Sinthia describes her internship with in the NC General Assembly in the following reflection letter:
As an intern for Representative Adcock, I was able to see what issues were the most pressing amongst the representatives and senators, and I developed an idea of who goes through the effort to actually contact legislators by email, by phone, in person, and why. Researching different issues for Rep. Adcock has made me so much more knowledgeable about policy decisions that impact us in America, and specifically in North Carolina. I know much more about the EPA, more about nursing practice and how it’s treated by law, more about school boards and school performance in our district. I became aware of the governor’s role in policy decisions, as well as how much funding different areas receive, how taxes are used, and how often the budget is revised and by whom.
This internship provided me the opportunity to meet many of our legislators like Rep. Cynthia Ball and Rep. Grier Martin of Wake County. I was introduced to Senator Jay Chaudhuri, who got me in touch with Wake County Democratic Chairwoman Rebecca Lewellyn to work with the diversity task force. This networking opportunity allowed me to become the Social Media Director for the Wake County Democratic Party.
The internship also helped me establish great relationships with people who maintain the legislative building. I’ve learned much about law enforcement and military from the Sergeant at Armsnd the General Assembly Police, including how their perspectives on issues and the legislature changed over time. The men and women of housekeeping are also so kind, and I’m grateful for their service in maintaining this space. I met wonderful interns who are academic inspirations, socially and politically aware, intelligent, and reflective, and I’m so glad that I have more friends from different walks of life.

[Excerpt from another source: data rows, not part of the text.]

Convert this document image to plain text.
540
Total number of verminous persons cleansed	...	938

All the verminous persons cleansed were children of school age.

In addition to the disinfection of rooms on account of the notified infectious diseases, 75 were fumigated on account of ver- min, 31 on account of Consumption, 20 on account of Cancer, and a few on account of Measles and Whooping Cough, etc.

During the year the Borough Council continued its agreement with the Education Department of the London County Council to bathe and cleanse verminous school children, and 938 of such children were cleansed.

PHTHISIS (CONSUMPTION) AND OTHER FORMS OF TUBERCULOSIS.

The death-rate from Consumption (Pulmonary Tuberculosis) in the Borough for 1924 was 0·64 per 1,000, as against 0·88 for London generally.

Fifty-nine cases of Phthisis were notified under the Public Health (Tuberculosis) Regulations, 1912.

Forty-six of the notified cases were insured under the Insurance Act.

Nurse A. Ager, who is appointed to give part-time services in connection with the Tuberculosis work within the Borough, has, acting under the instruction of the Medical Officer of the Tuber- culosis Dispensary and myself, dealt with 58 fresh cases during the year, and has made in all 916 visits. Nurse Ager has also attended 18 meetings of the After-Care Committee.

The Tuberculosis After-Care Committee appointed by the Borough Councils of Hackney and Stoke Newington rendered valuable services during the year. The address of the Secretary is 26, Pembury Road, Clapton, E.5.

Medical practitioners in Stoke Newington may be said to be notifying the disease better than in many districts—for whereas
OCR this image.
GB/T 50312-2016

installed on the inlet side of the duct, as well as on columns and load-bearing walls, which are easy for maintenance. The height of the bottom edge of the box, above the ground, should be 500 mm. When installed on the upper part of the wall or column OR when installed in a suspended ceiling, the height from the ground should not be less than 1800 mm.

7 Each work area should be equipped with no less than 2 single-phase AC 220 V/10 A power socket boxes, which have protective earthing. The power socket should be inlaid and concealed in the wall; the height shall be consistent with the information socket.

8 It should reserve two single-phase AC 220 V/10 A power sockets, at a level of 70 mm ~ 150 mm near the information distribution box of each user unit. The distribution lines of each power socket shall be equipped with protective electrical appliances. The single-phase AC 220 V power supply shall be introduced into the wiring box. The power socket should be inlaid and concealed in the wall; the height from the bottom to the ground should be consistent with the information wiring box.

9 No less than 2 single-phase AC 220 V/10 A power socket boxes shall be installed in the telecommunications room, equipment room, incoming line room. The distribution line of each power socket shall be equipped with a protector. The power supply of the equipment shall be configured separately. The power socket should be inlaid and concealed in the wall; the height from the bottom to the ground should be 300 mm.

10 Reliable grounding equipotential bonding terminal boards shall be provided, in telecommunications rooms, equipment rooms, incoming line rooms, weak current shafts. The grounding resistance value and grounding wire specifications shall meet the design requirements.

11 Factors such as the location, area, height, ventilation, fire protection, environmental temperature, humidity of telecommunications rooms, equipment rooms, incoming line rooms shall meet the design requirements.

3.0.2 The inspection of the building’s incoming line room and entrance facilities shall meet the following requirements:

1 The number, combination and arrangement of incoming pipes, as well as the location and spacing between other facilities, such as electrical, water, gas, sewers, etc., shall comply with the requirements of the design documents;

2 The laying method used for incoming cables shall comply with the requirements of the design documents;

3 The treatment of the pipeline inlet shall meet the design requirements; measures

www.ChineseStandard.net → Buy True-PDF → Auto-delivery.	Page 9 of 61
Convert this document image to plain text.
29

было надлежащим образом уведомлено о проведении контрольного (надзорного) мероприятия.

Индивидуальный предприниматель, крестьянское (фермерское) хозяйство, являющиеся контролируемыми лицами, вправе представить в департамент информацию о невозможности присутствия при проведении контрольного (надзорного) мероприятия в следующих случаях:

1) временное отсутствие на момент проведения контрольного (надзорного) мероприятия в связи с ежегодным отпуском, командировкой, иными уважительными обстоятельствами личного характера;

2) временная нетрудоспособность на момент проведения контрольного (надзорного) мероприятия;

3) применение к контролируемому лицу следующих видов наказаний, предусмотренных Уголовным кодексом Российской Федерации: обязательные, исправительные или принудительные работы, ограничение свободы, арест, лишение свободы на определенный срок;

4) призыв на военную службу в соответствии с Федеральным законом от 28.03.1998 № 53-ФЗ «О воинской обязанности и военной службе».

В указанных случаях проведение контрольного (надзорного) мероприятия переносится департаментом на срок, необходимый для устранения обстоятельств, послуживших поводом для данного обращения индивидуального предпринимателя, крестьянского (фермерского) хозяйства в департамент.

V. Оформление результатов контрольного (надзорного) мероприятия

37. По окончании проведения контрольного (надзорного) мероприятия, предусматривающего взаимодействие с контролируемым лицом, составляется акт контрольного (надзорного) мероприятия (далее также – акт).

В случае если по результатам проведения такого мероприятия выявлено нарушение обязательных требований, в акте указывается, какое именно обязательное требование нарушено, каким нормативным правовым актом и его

Policy has the power to reflect the core of who we are as North Carolinians when those decisions are made together. I witnessed how positions of power are capable of filtering through bills, how many bills die, why some bills are controversial. I learned how having caucuses help unify the party to be prepared for voting on the floor and to allow legislators to collaborate with peers. I found it very insightful to see a bill on the House floor and then see how it is discussed in the Senate. Committee meetings were very interesting, as they provide an ability to work on the specific details of a bill and allow those who might be impacted an opportunity to speak. I witnessed the relationship between media and politicians through press conferences. Finally, being at the General Assembly allowed me to witness many protests and see how some people are willing to educate their representatives on important issues. I respect the drive and willingness citizens have to stand up for what they believe in because their pursuit brings attention to otherwise unrecognized problems.
I come from a community that doesn’t quite understand how politics works, or how it impacts their lives – that the distance their children walk to the bus stop to how quickly roads get fixed are all issues legislators have the power to define. I am motivated to play a greater role in the intersections of society that I am in touch with, the Muslim and South Asian community (specifically the Bengali community), in educating them on why even just getting out to vote holds greater power than they currently see. I’m more motivated to solidify an action plan for myself, to strengthen my character, my pursuit of knowledge, and learning from people who are more experienced so that I can contribute to the well-being of others and the prosperity of our home. Achievement takes time, good decision making, and even a willingness to fail in order to learn. I know that I want to run for office one day to be involved in education policy, improved voting access, women’s rights, application of anti-discriminatory policy, and inclusive policies for all members of society.